Aquarium Photography Hacks, Using Polarized Sunglasses to Knock Down the Blues

Zoanthids Under LED 2

As an aquarium hobbyist who is also fairly passionate about photography, I am always looking to capture those unique moments when I’m at a fish store or some other venue where fish, corals, and invertebrates take center stage. Often times, I’ll have my camera in hand and I can snap off a few decent shots here and there. More often though, I’ll be without my DSLR and have to rely on my smartphone, which isn’t exactly the most ideal option. The phone of choice for me has been the iPhone, with the 5s being my most current option. For those of you familiar, this phone can actually take decent pictures. Unfortunately, the pitfall for the on-board camera, like with most cameras, is blue LEDs. Thankfully, I stumbled upon this cheap little hack that can get you photos that are closer to what we see with the human eye.

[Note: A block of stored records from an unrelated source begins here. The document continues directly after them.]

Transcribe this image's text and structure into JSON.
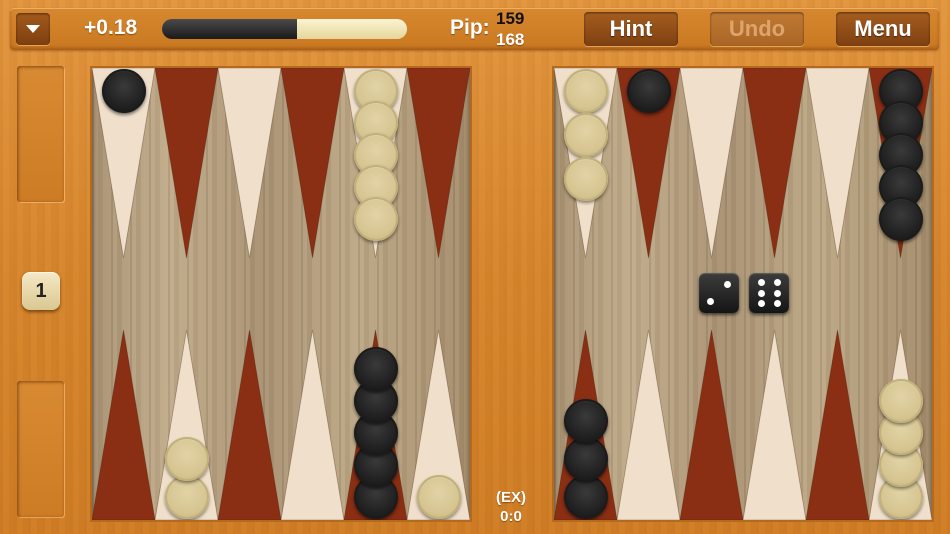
{
  "topbar": {
    "equity": "+0.18",
    "equity_fraction": 0.55,
    "pip_label": "Pip:",
    "pip_black": "159",
    "pip_white": "168",
    "hint_label": "Hint",
    "undo_label": "Undo",
    "menu_label": "Menu",
    "menu_arrow_icon": "chevron-down-icon"
  },
  "cube": {
    "value": "1"
  },
  "score": {
    "mode": "(EX)",
    "value": "0:0"
  },
  "colors": {
    "wood_frame": "#d6852c",
    "dark_point": "#8a2e14",
    "light_point": "#f0e0cb",
    "black_checker": "#222222",
    "white_checker": "#d6c591"
  },
  "dice": [
    2,
    6
  ],
  "points": [
    {
      "point": 1,
      "color": "white",
      "count": 4
    },
    {
      "point": 6,
      "color": "black",
      "count": 3
    },
    {
      "point": 7,
      "color": "white",
      "count": 1
    },
    {
      "point": 8,
      "color": "black",
      "count": 5
    },
    {
      "point": 11,
      "color": "white",
      "count": 2
    },
    {
      "point": 13,
      "color": "black",
      "count": 1
    },
    {
      "point": 17,
      "color": "white",
      "count": 5
    },
    {
      "point": 19,
      "color": "white",
      "count": 3
    },
    {
      "point": 20,
      "color": "black",
      "count": 1
    },
    {
      "point": 24,
      "color": "black",
      "count": 5
    }
  ]
}
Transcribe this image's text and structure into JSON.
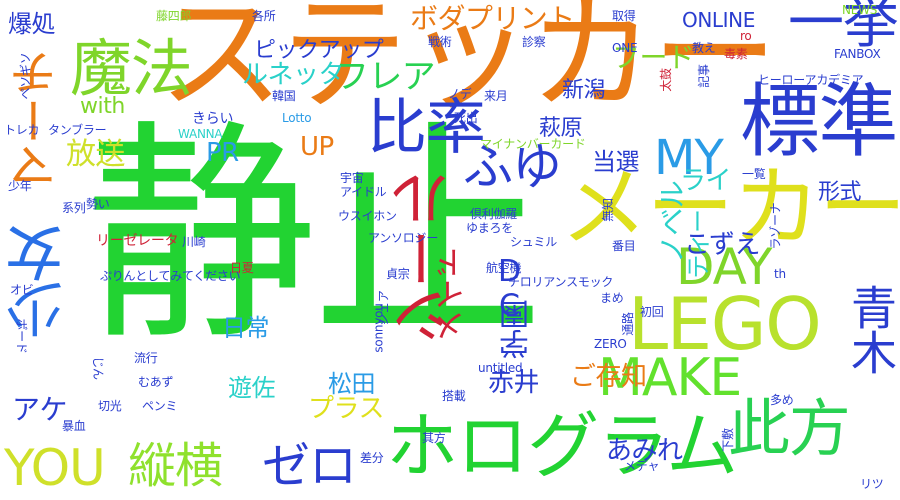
{
  "words": [
    {
      "text": "静止",
      "color": "#22d332"
    },
    {
      "text": "ステッカー",
      "color": "#ea7b16"
    },
    {
      "text": "メーカー",
      "color": "#dfe01c"
    },
    {
      "text": "ホログラム",
      "color": "#22d332"
    },
    {
      "text": "標準",
      "color": "#2a3dcf"
    },
    {
      "text": "LEGO",
      "color": "#b8e12d"
    },
    {
      "text": "比率",
      "color": "#2a3dcf"
    },
    {
      "text": "魔法",
      "color": "#7fd52a"
    },
    {
      "text": "少女",
      "color": "#2a70e6"
    },
    {
      "text": "一挙",
      "color": "#2a3dcf"
    },
    {
      "text": "シール",
      "color": "#cf2237"
    },
    {
      "text": "此方",
      "color": "#28d152"
    },
    {
      "text": "ゼロ",
      "color": "#2a3dcf"
    },
    {
      "text": "縦横",
      "color": "#8fe12d"
    },
    {
      "text": "YOU",
      "color": "#cfe02a"
    },
    {
      "text": "MAKE",
      "color": "#62e12d"
    },
    {
      "text": "DAY",
      "color": "#7fd52a"
    },
    {
      "text": "MY",
      "color": "#2a9be6"
    },
    {
      "text": "青木",
      "color": "#2a3dcf"
    },
    {
      "text": "マーチ",
      "color": "#ea7b16"
    },
    {
      "text": "ふゆ",
      "color": "#2a3dcf"
    },
    {
      "text": "学園",
      "color": "#2a3dcf"
    },
    {
      "text": "DC",
      "color": "#2a3dcf"
    },
    {
      "text": "メイド",
      "color": "#cf2237"
    },
    {
      "text": "フレア",
      "color": "#28d152"
    },
    {
      "text": "ルネッタ",
      "color": "#2ad1c9"
    },
    {
      "text": "ボダプリント",
      "color": "#ea7b16"
    },
    {
      "text": "ピックアップ",
      "color": "#2a3dcf"
    },
    {
      "text": "フード",
      "color": "#7fd52a"
    },
    {
      "text": "ONLINE",
      "color": "#2a3dcf"
    },
    {
      "text": "ノベル",
      "color": "#2ad1c9"
    },
    {
      "text": "ティー",
      "color": "#2ad1c9"
    },
    {
      "text": "ライ",
      "color": "#2ad1c9"
    },
    {
      "text": "形式",
      "color": "#2a3dcf"
    },
    {
      "text": "こずえ",
      "color": "#2a3dcf"
    },
    {
      "text": "当選",
      "color": "#2a3dcf"
    },
    {
      "text": "新潟",
      "color": "#2a3dcf"
    },
    {
      "text": "萩原",
      "color": "#2a3dcf"
    },
    {
      "text": "UP",
      "color": "#ea7b16"
    },
    {
      "text": "PR",
      "color": "#2a9be6"
    },
    {
      "text": "放送",
      "color": "#cfe02a"
    },
    {
      "text": "with",
      "color": "#7fd52a"
    },
    {
      "text": "日常",
      "color": "#2a9be6"
    },
    {
      "text": "遊佐",
      "color": "#2ad1c9"
    },
    {
      "text": "アケ",
      "color": "#2a3dcf"
    },
    {
      "text": "松田",
      "color": "#2a9be6"
    },
    {
      "text": "プラス",
      "color": "#dfe01c"
    },
    {
      "text": "赤井",
      "color": "#2a3dcf"
    },
    {
      "text": "ご存知",
      "color": "#ea7b16"
    },
    {
      "text": "あみれ",
      "color": "#2a3dcf"
    },
    {
      "text": "爆処",
      "color": "#2a3dcf"
    },
    {
      "text": "藤四郎",
      "color": "#7fd52a"
    },
    {
      "text": "各所",
      "color": "#2a3dcf"
    },
    {
      "text": "ヒーローアカデミア",
      "color": "#2a3dcf"
    },
    {
      "text": "マイナンバーカード",
      "color": "#7fd52a"
    },
    {
      "text": "タンブラー",
      "color": "#2a3dcf"
    },
    {
      "text": "きらい",
      "color": "#2a3dcf"
    },
    {
      "text": "WANNA",
      "color": "#2ad1c9"
    },
    {
      "text": "Lotto",
      "color": "#2a9be6"
    },
    {
      "text": "韓国",
      "color": "#2a3dcf"
    },
    {
      "text": "死出",
      "color": "#2a3dcf"
    },
    {
      "text": "来月",
      "color": "#2a3dcf"
    },
    {
      "text": "診察",
      "color": "#2a3dcf"
    },
    {
      "text": "取得",
      "color": "#2a3dcf"
    },
    {
      "text": "戦術",
      "color": "#2a3dcf"
    },
    {
      "text": "NEWS",
      "color": "#7fd52a"
    },
    {
      "text": "FANBOX",
      "color": "#2a3dcf"
    },
    {
      "text": "ONE",
      "color": "#2a3dcf"
    },
    {
      "text": "ro",
      "color": "#cf2237"
    },
    {
      "text": "教え",
      "color": "#2a3dcf"
    },
    {
      "text": "記事",
      "color": "#2a3dcf"
    },
    {
      "text": "毒素",
      "color": "#cf2237"
    },
    {
      "text": "太鼓",
      "color": "#cf2237"
    },
    {
      "text": "ペソギソ",
      "color": "#2a3dcf"
    },
    {
      "text": "トレカ",
      "color": "#2a3dcf"
    },
    {
      "text": "少年",
      "color": "#2a3dcf"
    },
    {
      "text": "系列",
      "color": "#2a3dcf"
    },
    {
      "text": "勢い",
      "color": "#2a3dcf"
    },
    {
      "text": "リーゼレータ",
      "color": "#cf2237"
    },
    {
      "text": "川崎",
      "color": "#2a3dcf"
    },
    {
      "text": "日夏",
      "color": "#cf2237"
    },
    {
      "text": "ぷりんとしてみてください",
      "color": "#2a3dcf"
    },
    {
      "text": "オビ",
      "color": "#2a3dcf"
    },
    {
      "text": "ボード",
      "color": "#2a3dcf"
    },
    {
      "text": "じん",
      "color": "#2a3dcf"
    },
    {
      "text": "流行",
      "color": "#2a3dcf"
    },
    {
      "text": "むあず",
      "color": "#2a3dcf"
    },
    {
      "text": "ペンミ",
      "color": "#2a3dcf"
    },
    {
      "text": "切光",
      "color": "#2a3dcf"
    },
    {
      "text": "暴血",
      "color": "#2a3dcf"
    },
    {
      "text": "宇宙",
      "color": "#2a3dcf"
    },
    {
      "text": "アイドル",
      "color": "#2a3dcf"
    },
    {
      "text": "ウスイホン",
      "color": "#2a3dcf"
    },
    {
      "text": "倶利伽羅",
      "color": "#2a3dcf"
    },
    {
      "text": "ゆまろを",
      "color": "#2a3dcf"
    },
    {
      "text": "アンソロジー",
      "color": "#2a3dcf"
    },
    {
      "text": "シュミル",
      "color": "#2a3dcf"
    },
    {
      "text": "貞宗",
      "color": "#2a3dcf"
    },
    {
      "text": "航空機",
      "color": "#2a3dcf"
    },
    {
      "text": "チロリアンスモック",
      "color": "#2a3dcf"
    },
    {
      "text": "シェア",
      "color": "#2a3dcf"
    },
    {
      "text": "sonnyou",
      "color": "#2a3dcf"
    },
    {
      "text": "untitled",
      "color": "#2a3dcf"
    },
    {
      "text": "搭載",
      "color": "#2a3dcf"
    },
    {
      "text": "其方",
      "color": "#2a3dcf"
    },
    {
      "text": "差分",
      "color": "#2a3dcf"
    },
    {
      "text": "ZERO",
      "color": "#2a3dcf"
    },
    {
      "text": "まめ",
      "color": "#2a3dcf"
    },
    {
      "text": "初回",
      "color": "#2a3dcf"
    },
    {
      "text": "通路",
      "color": "#2a3dcf"
    },
    {
      "text": "番目",
      "color": "#2a3dcf"
    },
    {
      "text": "ラゾーナ",
      "color": "#2a3dcf"
    },
    {
      "text": "無知",
      "color": "#2a3dcf"
    },
    {
      "text": "一覧",
      "color": "#2a3dcf"
    },
    {
      "text": "ノデ",
      "color": "#2a3dcf"
    },
    {
      "text": "th",
      "color": "#2a3dcf"
    },
    {
      "text": "多め",
      "color": "#2a3dcf"
    },
    {
      "text": "下敷",
      "color": "#2a3dcf"
    },
    {
      "text": "メデャ",
      "color": "#2a3dcf"
    },
    {
      "text": "リツ",
      "color": "#2a3dcf"
    }
  ]
}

Below are some before and after shots. We apologize if the images look out of order on your screen. We arranged them in a specific way that may show up sort of funky on some computer screens and mobile devices.

Zoanthids Under LED

Zoanthids under blue LED

Zoanthids Under LED

Zoanthids with polarizing filter

When I walked in from fishing one day, I hadn’t quite taken off my polarized sunglasses when I wandered by the aquarium. Like most other times, I noticed that the aquarium took on a far different look. The blue light hue was gone, but the corals retained their glowing color. Because I was already trying to get some decent pictures of some relatively new polyps, I took my phone out and pointed it at the tank in numerous different angles to try to get a halfway decent shot. Not deterred by all of the blue, I persisted to take pictures, though none of them looked all that great.

Zoanthids Under LED 2

Zoanthids under blue LED

Zoanthids with Polarized Glasses

Zoanthids with polarizing filter

After nearly giving up, I got the random idea to use my polarized glasses to take a photo. To my surprise, the colors looked a lot closer to what I was seeing than what the camera phone had originally been showing me. So, I fumbled around with the camera in one hand and my glasses in the other. Although the pictures aren’t breathtaking by any means, it is astonishing to see what a cheap pair of fishing glasses can do for the camera. And perhaps with a little more time, I might actually be able to take pictures that are more representative of the actual color of the corals.